Home Prices Post Big Decline
By: James Flippin · October 26, 2022 · Reading Time: 3 minutes
A Big Drop in August
Amid the rise of mortgage rates, home prices are falling. In August, the S&P CoreLogic Case-Shiller National Home Price Index fell 1.1% month-over-month. It marked the second-straight monthly decline, and the largest such decrease since December 2011.
The Federal Housing Finance Agency maintains its own home pricing data, which declined 0.7% in August from July.
Of course, this dip in home prices should be kept in perspective. Over the past 12 months, prices are still up, although that pace has also moderated. In July, the Home Price Index rose 15.6% on an annual basis — 13%, in August.
The Rapid Cool Down
Rising mortgage rates are the biggest reason for this historic decline. For the week ending October 20, the average rate on a 30-year fixed-rate mortgage checked in at 6.94%. That’s 3.09% higher than where the average was a year ago at this time.
When mortgage rates rise, it reduces affordability. Higher monthly payments have left buyers hesitant to pull the trigger, leading to what some real estate analysts characterize as a “buyer’s market.” A 6% rate for mortgages appears to have become a lynch pin. With rates above that mark, prices must fall, in order to meet demand.

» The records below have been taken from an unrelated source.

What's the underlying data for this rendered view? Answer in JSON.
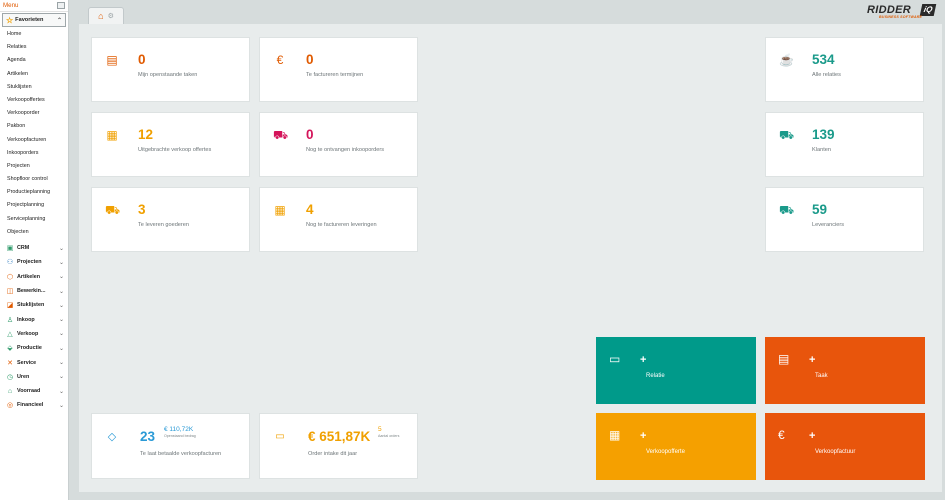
{
  "sidebar": {
    "menu_label": "Menu",
    "favorites_label": "Favorieten",
    "favorites": [
      "Home",
      "Relaties",
      "Agenda",
      "Artikelen",
      "Stuklijsten",
      "Verkoopoffertes",
      "Verkooporder",
      "Pakbon",
      "Verkoopfacturen",
      "Inkooporders",
      "Projecten",
      "Shopfloor control",
      "Productieplanning",
      "Projectplanning",
      "Serviceplanning",
      "Objecten"
    ],
    "groups": [
      {
        "label": "CRM",
        "icon": "crm-icon",
        "color": "#2e9a6a"
      },
      {
        "label": "Projecten",
        "icon": "projects-icon",
        "color": "#2f7dc0"
      },
      {
        "label": "Artikelen",
        "icon": "articles-icon",
        "color": "#e05a00"
      },
      {
        "label": "Bewerkin...",
        "icon": "edit-icon",
        "color": "#e05a00"
      },
      {
        "label": "Stuklijsten",
        "icon": "bom-icon",
        "color": "#e05a00"
      },
      {
        "label": "Inkoop",
        "icon": "purchase-icon",
        "color": "#2e9a6a"
      },
      {
        "label": "Verkoop",
        "icon": "sales-icon",
        "color": "#2e9a6a"
      },
      {
        "label": "Productie",
        "icon": "production-icon",
        "color": "#2e9a6a"
      },
      {
        "label": "Service",
        "icon": "service-icon",
        "color": "#e05a00"
      },
      {
        "label": "Uren",
        "icon": "hours-icon",
        "color": "#2e9a6a"
      },
      {
        "label": "Voorraad",
        "icon": "stock-icon",
        "color": "#2e9a6a"
      },
      {
        "label": "Financieel",
        "icon": "finance-icon",
        "color": "#e05a00"
      }
    ]
  },
  "header": {
    "logo_word": "RIDDER",
    "logo_mark": "iQ",
    "logo_sub": "BUSINESS SOFTWARE"
  },
  "cards": [
    {
      "name": "open-tasks",
      "value": "0",
      "label": "Mijn openstaande taken",
      "color": "#e05a00",
      "icon": "clipboard-icon"
    },
    {
      "name": "invoice-terms",
      "value": "0",
      "label": "Te factureren termijnen",
      "color": "#e05a00",
      "icon": "euro-icon"
    },
    {
      "name": "all-relations",
      "value": "534",
      "label": "Alle relaties",
      "color": "#1a9a8a",
      "icon": "coffee-icon"
    },
    {
      "name": "quotes",
      "value": "12",
      "label": "Uitgebrachte verkoop offertes",
      "color": "#f0a000",
      "icon": "quote-icon"
    },
    {
      "name": "purchase-orders",
      "value": "0",
      "label": "Nog te ontvangen inkooporders",
      "color": "#d4145a",
      "icon": "cart-icon"
    },
    {
      "name": "customers",
      "value": "139",
      "label": "Klanten",
      "color": "#1a9a8a",
      "icon": "cart-icon"
    },
    {
      "name": "deliver-goods",
      "value": "3",
      "label": "Te leveren goederen",
      "color": "#f0a000",
      "icon": "truck-icon"
    },
    {
      "name": "invoice-deliveries",
      "value": "4",
      "label": "Nog te factureren leveringen",
      "color": "#f0a000",
      "icon": "calculator-icon"
    },
    {
      "name": "suppliers",
      "value": "59",
      "label": "Leveranciers",
      "color": "#1a9a8a",
      "icon": "cart-icon"
    }
  ],
  "kpi_overdue": {
    "value": "23",
    "sub_value": "€ 110,72K",
    "sub_label": "Openstaand bedrag",
    "label": "Te laat betaalde verkoopfacturen",
    "color": "#2a9ad6"
  },
  "kpi_intake": {
    "value": "€ 651,87K",
    "sub_value": "5",
    "sub_label": "Aantal orders",
    "label": "Order intake dit jaar",
    "color": "#f0a000"
  },
  "tiles": [
    {
      "name": "new-relation",
      "plus": "+",
      "label": "Relatie",
      "color": "#009a8a",
      "icon": "contact-card-icon"
    },
    {
      "name": "new-task",
      "plus": "+",
      "label": "Taak",
      "color": "#e8550c",
      "icon": "clipboard-icon"
    },
    {
      "name": "new-quote",
      "plus": "+",
      "label": "Verkoopofferte",
      "color": "#f5a000",
      "icon": "quote-icon"
    },
    {
      "name": "new-invoice",
      "plus": "+",
      "label": "Verkoopfactuur",
      "color": "#e8550c",
      "icon": "euro-icon"
    }
  ]
}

There is a wrinkle in the equation, however. Some contend rising rates will keep the nation’s housing stock low, as homeowners with low rates on their mortgage feel “locked in” to those lower costs — and lack motivation to sell.
Where Will Rates Go
Given the broad impact mortgage rates have on the housing market, it’s natural to try to predict where they’re headed. Because the Federal Reserve is committed to fighting rampant inflation, more hikes to the federal funds rate are expected. This influences mortgage rates and drives them higher.

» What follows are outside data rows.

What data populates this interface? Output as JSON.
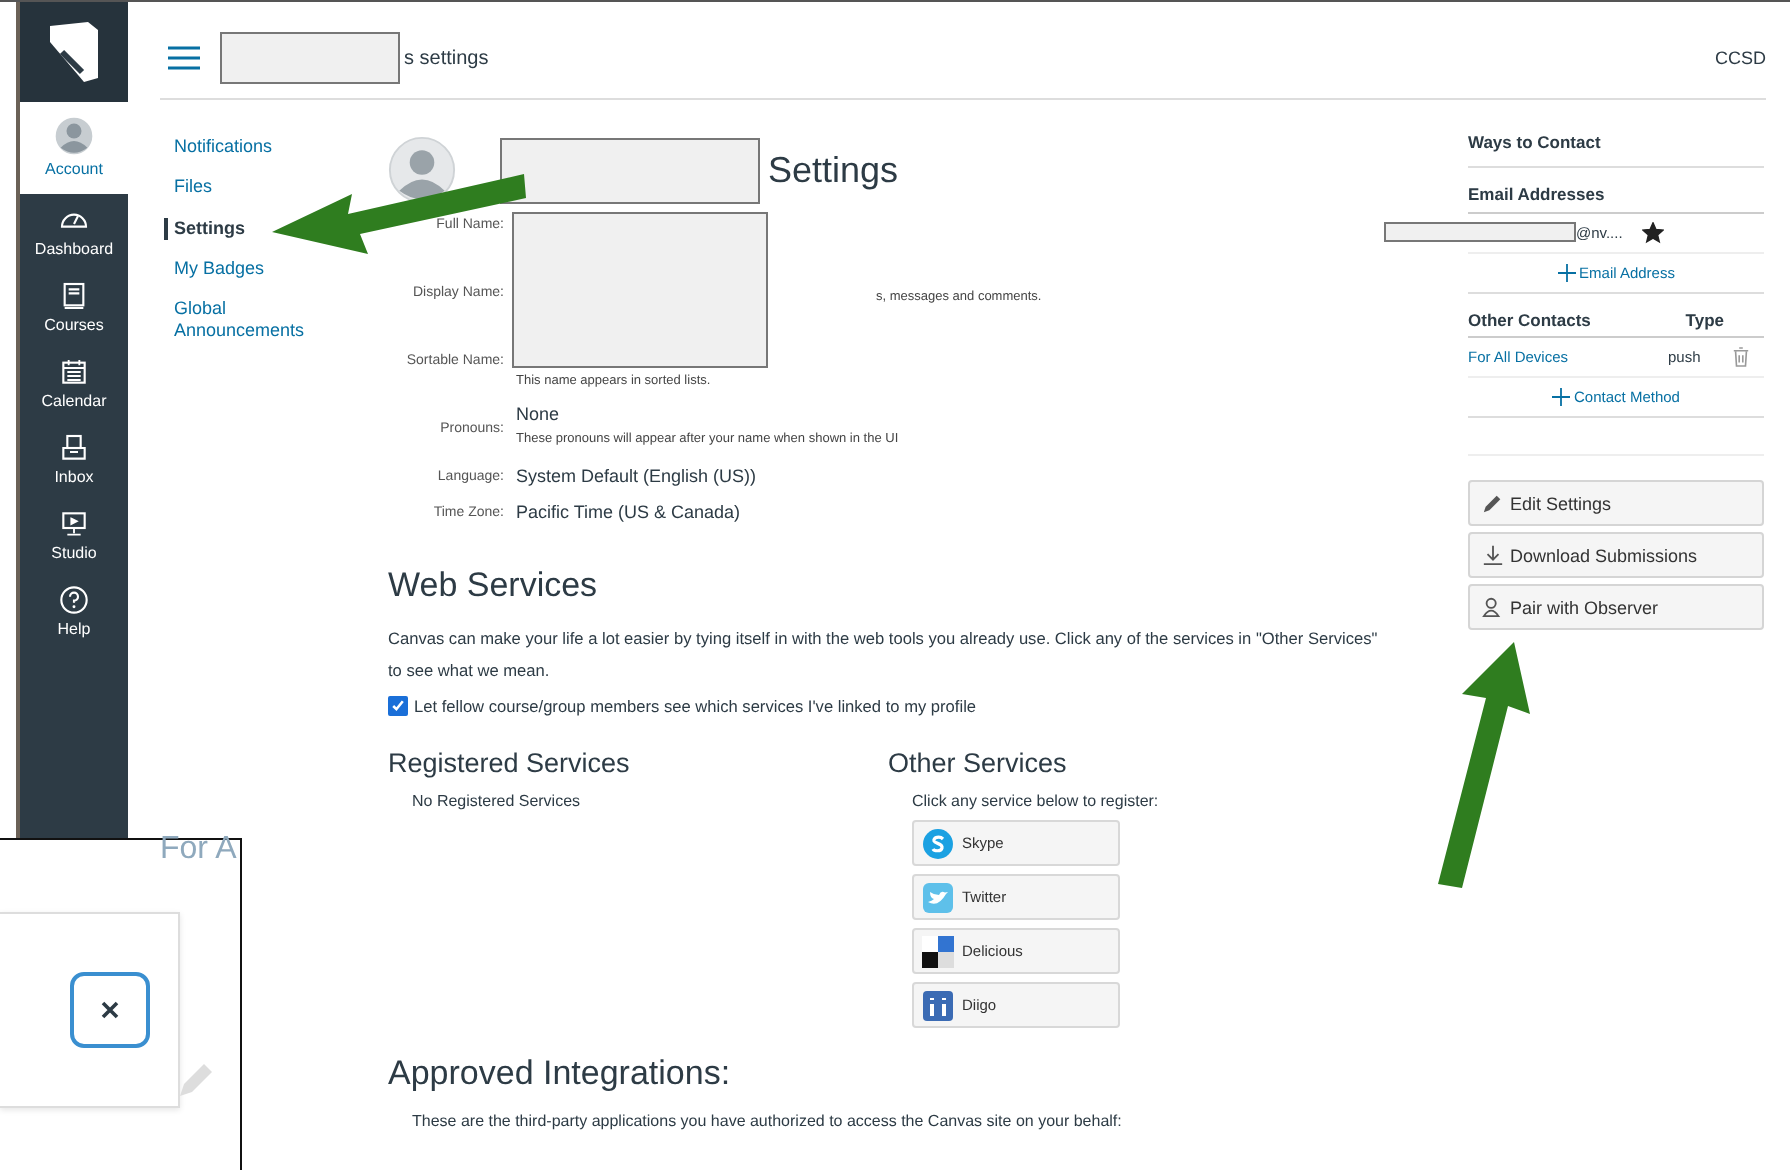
{
  "global_nav": {
    "items": [
      {
        "kind": "account",
        "label": "Account",
        "selected": true
      },
      {
        "kind": "dashboard",
        "label": "Dashboard",
        "selected": false
      },
      {
        "kind": "courses",
        "label": "Courses",
        "selected": false
      },
      {
        "kind": "calendar",
        "label": "Calendar",
        "selected": false
      },
      {
        "kind": "inbox",
        "label": "Inbox",
        "selected": false
      },
      {
        "kind": "studio",
        "label": "Studio",
        "selected": false
      },
      {
        "kind": "help",
        "label": "Help",
        "selected": false
      }
    ]
  },
  "header": {
    "title": "s settings",
    "org": "CCSD"
  },
  "sub_nav": [
    {
      "label": "Notifications",
      "selected": false
    },
    {
      "label": "Files",
      "selected": false
    },
    {
      "label": "Settings",
      "selected": true
    },
    {
      "label": "My Badges",
      "selected": false
    },
    {
      "label": "Global Announcements",
      "selected": false
    }
  ],
  "profile": {
    "title": "Settings",
    "fields": [
      {
        "label": "Full Name:"
      },
      {
        "label": "Display Name:",
        "hint": "s, messages and comments."
      },
      {
        "label": "Sortable Name:",
        "hint": "This name appears in sorted lists."
      },
      {
        "label": "Pronouns:",
        "value": "None",
        "hint": "These pronouns will appear after your name when shown in the UI"
      },
      {
        "label": "Language:",
        "value": "System Default (English (US))"
      },
      {
        "label": "Time Zone:",
        "value": "Pacific Time (US & Canada)"
      }
    ]
  },
  "web_services": {
    "heading": "Web Services",
    "description": "Canvas can make your life a lot easier by tying itself in with the web tools you already use. Click any of the services in \"Other Services\" to see what we mean.",
    "share_checkbox": {
      "label": "Let fellow course/group members see which services I've linked to my profile",
      "checked": true
    },
    "registered": {
      "heading": "Registered Services",
      "empty_text": "No Registered Services"
    },
    "other": {
      "heading": "Other Services",
      "prompt": "Click any service below to register:",
      "services": [
        {
          "kind": "skype",
          "label": "Skype"
        },
        {
          "kind": "twitter",
          "label": "Twitter"
        },
        {
          "kind": "delicious",
          "label": "Delicious"
        },
        {
          "kind": "diigo",
          "label": "Diigo"
        }
      ]
    }
  },
  "approved_integrations": {
    "heading": "Approved Integrations:",
    "description": "These are the third-party applications you have authorized to access the Canvas site on your behalf:"
  },
  "ways_to_contact": {
    "heading": "Ways to Contact",
    "email_heading": "Email Addresses",
    "emails": [
      {
        "address": "@nv....",
        "default": true
      }
    ],
    "add_email": "Email Address",
    "other_contacts": {
      "columns": [
        "Other Contacts",
        "Type"
      ],
      "rows": [
        {
          "name": "For All Devices",
          "type": "push"
        }
      ]
    },
    "add_contact": "Contact Method"
  },
  "actions": [
    {
      "kind": "edit",
      "label": "Edit Settings"
    },
    {
      "kind": "download",
      "label": "Download Submissions"
    },
    {
      "kind": "observer",
      "label": "Pair with Observer"
    }
  ],
  "inset": {
    "faded_text": "For A"
  }
}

Per an updated forecast from the Mortgage Bankers Association, mortgage rates are expected to fall to around 5.4% by the end of 2023. The MBA’s economists argue the nation is set to enter a recession, and the unemployment rate will rise. As the economy cools off, the Fed will likely abandon its rate hike campaign, paving the way for lower mortgage rates.
The economic slowdown is nothing to celebrate, but it could mean, at least for now, buyers hold the cards.